Noah appears behind me, having finally slogged through all the rocks and ground cover. At the sight of Alex slurping greedily from my bottle, his broad shoulders slump with relief. “Thank God.” He watches the boy drink, touches the kid’s greasy hair, and turns to me with the kind of expression some people reserve for prayer. “You found him,” he says. “You were right.”
I don’t know why, at this stage of the game, Noah’s still so awestruck. We’ve seen it plenty of times these past few years: messages about children that come to me in waking dreams. Sometimes, under their guidance, I can make the difference. I can stop the little girl in Walmart from leaving with a hovering older man. I can break a window and call police when I find the toddler crying in a hot car. I can show up at a teenage boy’s house, pretending to represent a local youth group, before he ends his life over a breakup. Those are the good days.

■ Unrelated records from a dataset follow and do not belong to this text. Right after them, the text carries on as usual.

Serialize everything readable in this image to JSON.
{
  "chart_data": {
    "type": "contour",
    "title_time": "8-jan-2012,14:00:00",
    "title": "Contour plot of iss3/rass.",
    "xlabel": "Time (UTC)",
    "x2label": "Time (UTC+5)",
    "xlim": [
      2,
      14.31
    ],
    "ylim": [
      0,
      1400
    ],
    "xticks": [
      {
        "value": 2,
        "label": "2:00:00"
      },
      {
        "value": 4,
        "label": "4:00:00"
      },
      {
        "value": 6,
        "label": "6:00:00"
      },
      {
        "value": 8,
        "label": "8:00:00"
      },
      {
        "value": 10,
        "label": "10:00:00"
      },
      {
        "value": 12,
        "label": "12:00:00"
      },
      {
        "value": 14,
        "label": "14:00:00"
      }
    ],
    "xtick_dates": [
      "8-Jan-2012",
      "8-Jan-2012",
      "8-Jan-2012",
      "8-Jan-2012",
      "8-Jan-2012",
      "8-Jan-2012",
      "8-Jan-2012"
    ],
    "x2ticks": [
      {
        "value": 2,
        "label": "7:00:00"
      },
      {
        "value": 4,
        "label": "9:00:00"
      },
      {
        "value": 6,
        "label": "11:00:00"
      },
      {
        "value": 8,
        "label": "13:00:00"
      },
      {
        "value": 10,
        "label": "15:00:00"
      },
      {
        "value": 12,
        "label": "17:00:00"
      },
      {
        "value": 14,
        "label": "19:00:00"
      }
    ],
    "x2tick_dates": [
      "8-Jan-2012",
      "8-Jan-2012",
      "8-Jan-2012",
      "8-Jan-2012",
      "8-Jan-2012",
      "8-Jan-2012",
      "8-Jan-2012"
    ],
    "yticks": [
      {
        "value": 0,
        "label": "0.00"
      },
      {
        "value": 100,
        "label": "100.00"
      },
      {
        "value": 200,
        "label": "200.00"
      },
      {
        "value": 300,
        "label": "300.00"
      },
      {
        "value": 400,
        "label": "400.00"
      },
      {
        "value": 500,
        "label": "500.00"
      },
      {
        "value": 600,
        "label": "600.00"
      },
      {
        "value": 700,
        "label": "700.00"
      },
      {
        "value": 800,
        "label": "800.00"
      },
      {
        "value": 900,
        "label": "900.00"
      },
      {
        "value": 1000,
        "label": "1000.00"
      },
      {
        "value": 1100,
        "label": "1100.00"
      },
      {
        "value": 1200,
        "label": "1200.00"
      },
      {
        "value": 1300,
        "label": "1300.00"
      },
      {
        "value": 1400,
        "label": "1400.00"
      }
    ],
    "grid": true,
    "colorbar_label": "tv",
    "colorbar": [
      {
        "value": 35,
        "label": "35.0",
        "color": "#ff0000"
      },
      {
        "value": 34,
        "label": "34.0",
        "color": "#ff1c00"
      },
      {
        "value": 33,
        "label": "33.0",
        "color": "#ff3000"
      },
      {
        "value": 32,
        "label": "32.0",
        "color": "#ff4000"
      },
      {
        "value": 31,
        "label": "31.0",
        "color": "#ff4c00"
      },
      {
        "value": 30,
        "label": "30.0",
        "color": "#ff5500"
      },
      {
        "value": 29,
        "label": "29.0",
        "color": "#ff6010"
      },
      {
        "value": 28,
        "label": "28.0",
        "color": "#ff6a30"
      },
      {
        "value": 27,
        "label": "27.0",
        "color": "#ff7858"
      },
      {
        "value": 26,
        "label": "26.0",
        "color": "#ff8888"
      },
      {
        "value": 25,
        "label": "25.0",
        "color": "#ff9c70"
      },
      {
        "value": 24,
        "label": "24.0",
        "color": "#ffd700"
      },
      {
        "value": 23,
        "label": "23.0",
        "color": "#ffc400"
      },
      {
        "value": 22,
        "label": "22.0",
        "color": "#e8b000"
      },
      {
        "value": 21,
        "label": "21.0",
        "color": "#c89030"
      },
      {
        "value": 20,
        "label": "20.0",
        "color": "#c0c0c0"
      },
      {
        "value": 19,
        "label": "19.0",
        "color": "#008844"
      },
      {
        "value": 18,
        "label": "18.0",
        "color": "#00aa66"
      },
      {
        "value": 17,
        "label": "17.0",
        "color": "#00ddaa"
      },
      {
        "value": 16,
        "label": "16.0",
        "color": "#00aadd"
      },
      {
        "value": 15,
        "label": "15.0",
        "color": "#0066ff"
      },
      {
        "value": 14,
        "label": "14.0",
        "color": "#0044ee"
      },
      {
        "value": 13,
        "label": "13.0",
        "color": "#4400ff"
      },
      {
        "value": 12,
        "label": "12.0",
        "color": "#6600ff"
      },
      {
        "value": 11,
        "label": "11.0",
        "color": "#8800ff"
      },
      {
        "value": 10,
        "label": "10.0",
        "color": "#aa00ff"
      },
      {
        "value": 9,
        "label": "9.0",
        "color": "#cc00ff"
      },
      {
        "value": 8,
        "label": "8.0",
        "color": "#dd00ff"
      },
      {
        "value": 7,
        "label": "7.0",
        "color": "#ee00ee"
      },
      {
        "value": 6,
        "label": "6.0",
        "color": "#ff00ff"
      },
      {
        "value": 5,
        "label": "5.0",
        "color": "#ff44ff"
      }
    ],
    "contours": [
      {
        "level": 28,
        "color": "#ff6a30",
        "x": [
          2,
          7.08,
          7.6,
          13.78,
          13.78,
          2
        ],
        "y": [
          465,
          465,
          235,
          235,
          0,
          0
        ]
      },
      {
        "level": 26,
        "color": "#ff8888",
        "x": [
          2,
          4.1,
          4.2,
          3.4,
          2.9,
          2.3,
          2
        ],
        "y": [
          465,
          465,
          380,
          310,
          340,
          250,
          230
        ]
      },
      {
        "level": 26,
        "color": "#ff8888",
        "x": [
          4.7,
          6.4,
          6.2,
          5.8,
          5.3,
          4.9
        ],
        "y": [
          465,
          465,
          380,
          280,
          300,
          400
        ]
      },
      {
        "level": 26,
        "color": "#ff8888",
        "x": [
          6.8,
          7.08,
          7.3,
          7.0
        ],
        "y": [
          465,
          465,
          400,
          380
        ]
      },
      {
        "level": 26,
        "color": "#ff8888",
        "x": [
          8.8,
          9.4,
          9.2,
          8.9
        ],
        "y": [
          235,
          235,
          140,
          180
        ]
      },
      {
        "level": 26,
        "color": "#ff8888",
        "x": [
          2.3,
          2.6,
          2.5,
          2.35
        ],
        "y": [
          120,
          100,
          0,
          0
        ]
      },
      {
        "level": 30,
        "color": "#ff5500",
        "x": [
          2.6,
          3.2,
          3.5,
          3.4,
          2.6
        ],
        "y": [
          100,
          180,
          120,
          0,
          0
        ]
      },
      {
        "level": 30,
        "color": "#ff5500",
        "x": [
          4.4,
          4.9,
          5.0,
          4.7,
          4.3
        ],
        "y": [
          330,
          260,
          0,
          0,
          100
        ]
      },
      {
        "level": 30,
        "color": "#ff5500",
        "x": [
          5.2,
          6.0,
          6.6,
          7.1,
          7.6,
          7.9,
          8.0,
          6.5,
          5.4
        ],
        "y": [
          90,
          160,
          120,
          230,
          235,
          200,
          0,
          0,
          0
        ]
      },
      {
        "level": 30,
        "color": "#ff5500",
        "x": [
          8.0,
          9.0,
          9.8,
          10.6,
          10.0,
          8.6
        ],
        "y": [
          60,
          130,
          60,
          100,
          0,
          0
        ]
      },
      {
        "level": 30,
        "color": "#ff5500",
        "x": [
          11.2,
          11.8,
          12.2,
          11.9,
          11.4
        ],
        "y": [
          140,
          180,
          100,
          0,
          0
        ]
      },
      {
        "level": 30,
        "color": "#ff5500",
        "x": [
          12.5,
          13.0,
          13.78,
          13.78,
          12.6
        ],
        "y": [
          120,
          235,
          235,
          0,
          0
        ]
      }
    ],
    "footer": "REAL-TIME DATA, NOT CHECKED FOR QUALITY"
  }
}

But sometimes my dreams are not enough. One night a boy took my hand and led me through the wreckage of a car accident, wordless and frightened. I knew the intersection—it was less than a mile from my house—and when I awoke, I went running off into the night trying to prevent the crash. It was too late. Emergency responders had long since cordoned off the site, and the two vehicles involved had already been towed. I learned later that the boy was pronounced dead at the scene. There was never any way for me to save him, and yet as I stared at the twisted metal that littered the street, watched the road glitter with broken glass and the flashing lights of a police cruiser, I felt myself a failure.